What hath Dan Barker wrought

Satan Claus (h/t capper)

Speaking to War On Christmas Obergruppenf├╝hrer Bill O'Reilly last night, Fox News "legal analyst" Megyn Kelly said the God Hates Fags crowd could be excluded from the Olympia, WA holiday display because GHF was from "out of state" (Topeka, KS, that is).

Only trouble is, Dan Barker and the Freedom From Religion Foundation, which installed the "Happy Solstice" plaque that ignited breathless consternation in the first place, are out of Madison, WI.

"See, I think it's all part of the secular progressive agenda."

eta: Commenter Pete Gruett points out that the "Happy Solstice" plaque was in fact installed by a local WA affiliate of the FFRF.

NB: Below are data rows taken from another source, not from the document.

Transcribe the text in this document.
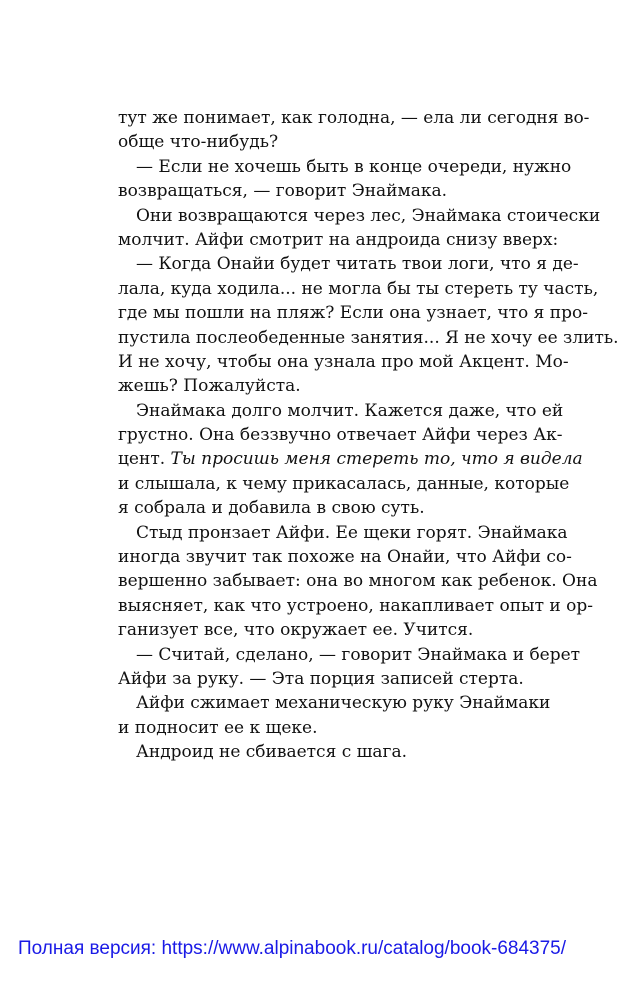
тут же понимает, как голодна, — ела ли сегодня во-
обще что-нибудь?
— Если не хочешь быть в конце очереди, нужно
возвращаться, — говорит Энаймака.
Они возвращаются через лес, Энаймака стоически
молчит. Айфи смотрит на андроида снизу вверх:
— Когда Онайи будет читать твои логи, что я де-
лала, куда ходила... не могла бы ты стереть ту часть,
где мы пошли на пляж? Если она узнает, что я про-
пустила послеобеденные занятия... Я не хочу ее злить.
И не хочу, чтобы она узнала про мой Акцент. Мо-
жешь? Пожалуйста.
Энаймака долго молчит. Кажется даже, что ей
грустно. Она беззвучно отвечает Айфи через Ак-
цент. Ты просишь меня стереть то, что я видела
и слышала, к чему прикасалась, данные, которые
я собрала и добавила в свою суть.
Стыд пронзает Айфи. Ее щеки горят. Энаймака
иногда звучит так похоже на Онайи, что Айфи со-
вершенно забывает: она во многом как ребенок. Она
выясняет, как что устроено, накапливает опыт и ор-
ганизует все, что окружает ее. Учится.
— Считай, сделано, — говорит Энаймака и берет
Айфи за руку. — Эта порция записей стерта.
Айфи сжимает механическую руку Энаймаки
и подносит ее к щеке.
Андроид не сбивается с шага.
Полная версия: https://www.alpinabook.ru/catalog/book-684375/
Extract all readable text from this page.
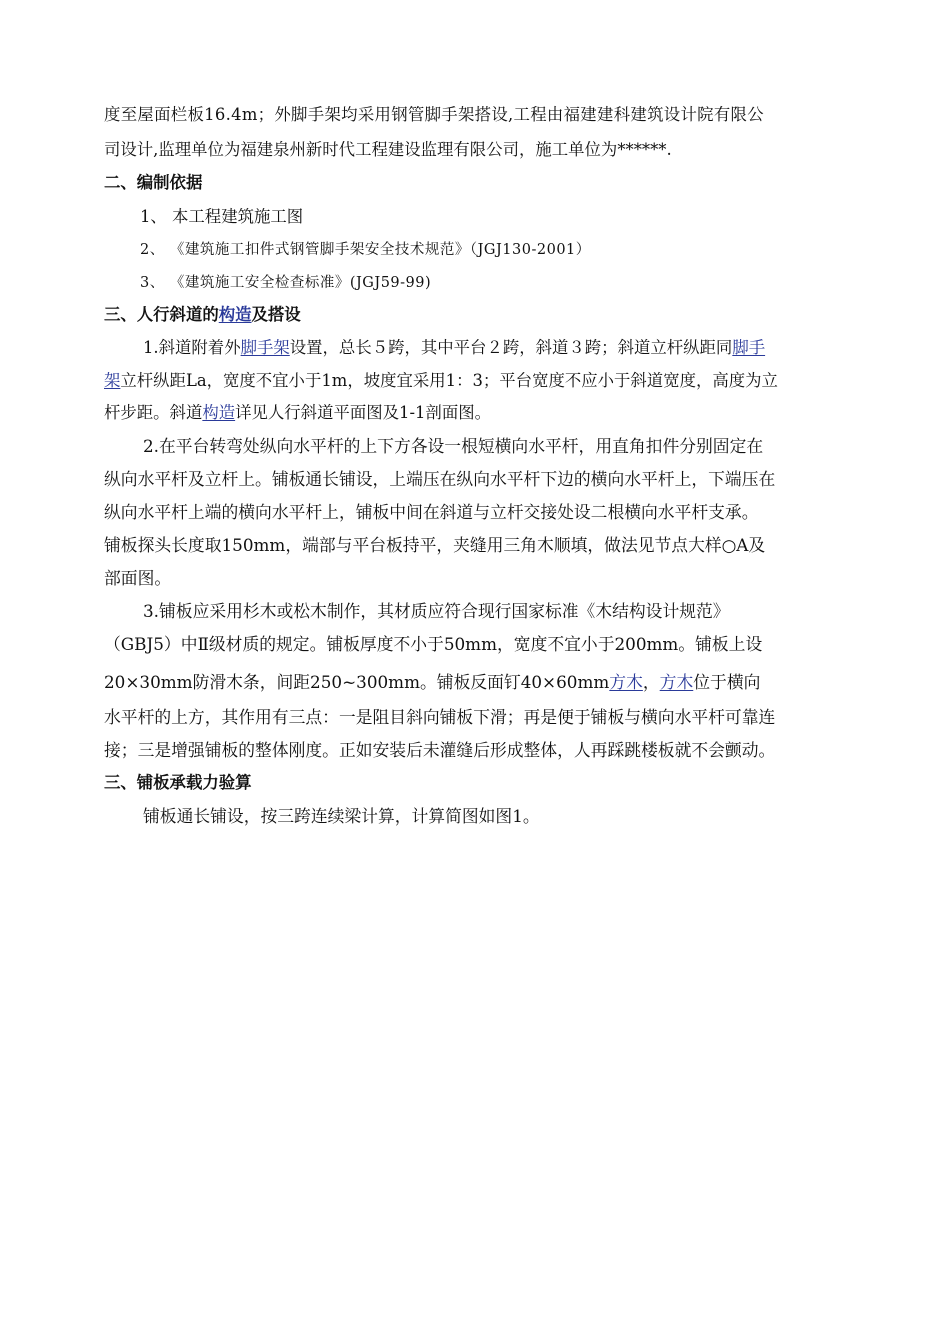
度至屋面栏板16.4m；外脚手架均采用钢管脚手架搭设,工程由福建建科建筑设计院有限公
司设计,监理单位为福建泉州新时代工程建设监理有限公司，施工单位为******.
二、编制依据
1、 本工程建筑施工图
2、 《建筑施工扣件式钢管脚手架安全技术规范》（JGJ130-2001）
3、 《建筑施工安全检查标准》(JGJ59-99)
三、人行斜道的构造及搭设
1.斜道附着外脚手架设置，总长５跨，其中平台２跨，斜道３跨；斜道立杆纵距同脚手
架立杆纵距La，宽度不宜小于1m，坡度宜采用1：3；平台宽度不应小于斜道宽度，高度为立
杆步距。斜道构造详见人行斜道平面图及1-1剖面图。
2.在平台转弯处纵向水平杆的上下方各设一根短横向水平杆，用直角扣件分别固定在
纵向水平杆及立杆上。铺板通长铺设，上端压在纵向水平杆下边的横向水平杆上，下端压在
纵向水平杆上端的横向水平杆上，铺板中间在斜道与立杆交接处设二根横向水平杆支承。
铺板探头长度取150mm，端部与平台板持平，夹缝用三角木顺填，做法见节点大样○A及
部面图。
3.铺板应采用杉木或松木制作，其材质应符合现行国家标准《木结构设计规范》
（GBJ5）中Ⅱ级材质的规定。铺板厚度不小于50mm，宽度不宜小于200mm。铺板上设
20×30mm防滑木条，间距250~300mm。铺板反面钉40×60mm方木，方木位于横向
水平杆的上方，其作用有三点：一是阻目斜向铺板下滑；再是便于铺板与横向水平杆可靠连
接；三是增强铺板的整体刚度。正如安装后未灌缝后形成整体，人再踩跳楼板就不会颤动。
三、铺板承载力验算
铺板通长铺设，按三跨连续梁计算，计算简图如图1。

Even so, I don't see anything in the State's original settlement agreement (.pdf; 24 pgs.) that preceded this entire debacle which would authorize WA Gov. Gregoire to exclude "Reverend" Phelps's cheery message simply because it originates from out of state.

Indeed, the agreement itself was memorialized by some lawyers from the Alliance Defense Fund, which is based in Arizona.

Phelps, too, is a pro-vice hack.

13 comments:

Anonymous said...

C'mon, there is a big difference between religious symbols and the offensive hate plaque your crowd displayed.

illusory tenant said...

My crowd? I said it was a lame stunt.

Anonymous said...

Okay, maybe it was a leap, but just a little leap at best.

Merry Christmas!

illusory tenant said...

Happy Hannukah.

Pete Gruett said...

Dan Barker showed up for the unveiling but the plaque was technically placed by the Inland Northwest Freethought Society, the local affiliate of FFRF.

Other Side said...

"Hate" plaque? And offensive, too.

So, are you implying there are times when "hate" plaques are not offensive?

Geez.

Emily said...

...the offensive hate plaque your crowd displayed.

I'm confused. Is anon referring to the "Happy Solstice" message as "hate", or is this a reference to the Phelps message? Either way, wtf?!

illusory tenant said...

I'm assuming that Anonymous is referring to the language on the plaque that describes religion as myth and superstition. I hardly think that's hateful but it does appear to be intended as a provocation.

Anonymous said...

I'm assuming that Anonymous is referring to the language on the plaque that describes religion as myth and superstition.

It does more than that: it says that religion is nothing but myth and superstition, and that it only "hardens hearts" and "enslaves minds".

Even someone who accepts that religion is and does these things ought to recognize that it is and does many, many other things, too: some better, and some worse.

So, yes, it is lame. In fact it's a childish falsehood, one that contributes to the stereotype of the Village Atheist as both angry and thoughtless. There were a lot more effective and accurate messages they could have used.

Display Name said...

"More effective and accurate messages"? You mean, something demeaning to the notion of keeping the Christ in Christmas, like a plaque about Santa and shopping, or maybe a big pagan evergreen?

Anonymous said...

You mean, something demeaning to the notion of keeping the Christ in Christmas, like a plaque about Santa and shopping, or maybe a big pagan evergreen?

If those have some chance of communicating the relative virtues of atheism, then sure. But I doubt it. I had in mind something more like:

"Peace on Earth and goodwill to all people? Only hard work and dedication can make it happen. Stop focusing on supernatural spirits that probably don't exist, and let's all work together at making the world a better place."

Display Name said...

I wasn't suggesting that the atheists use Santa and commercialism to dilute the holiday. So many others already do that. The atheists are the clear minority. Why worry about them? They're only stating what everyone recognizes as their position.

Anonymous said...

See my first comment as to whether this plaque can remotely be understood as a statement of atheism per se.

I am about as atheist as they come, but I think the plaque presents obvious and pernicious falsehoods.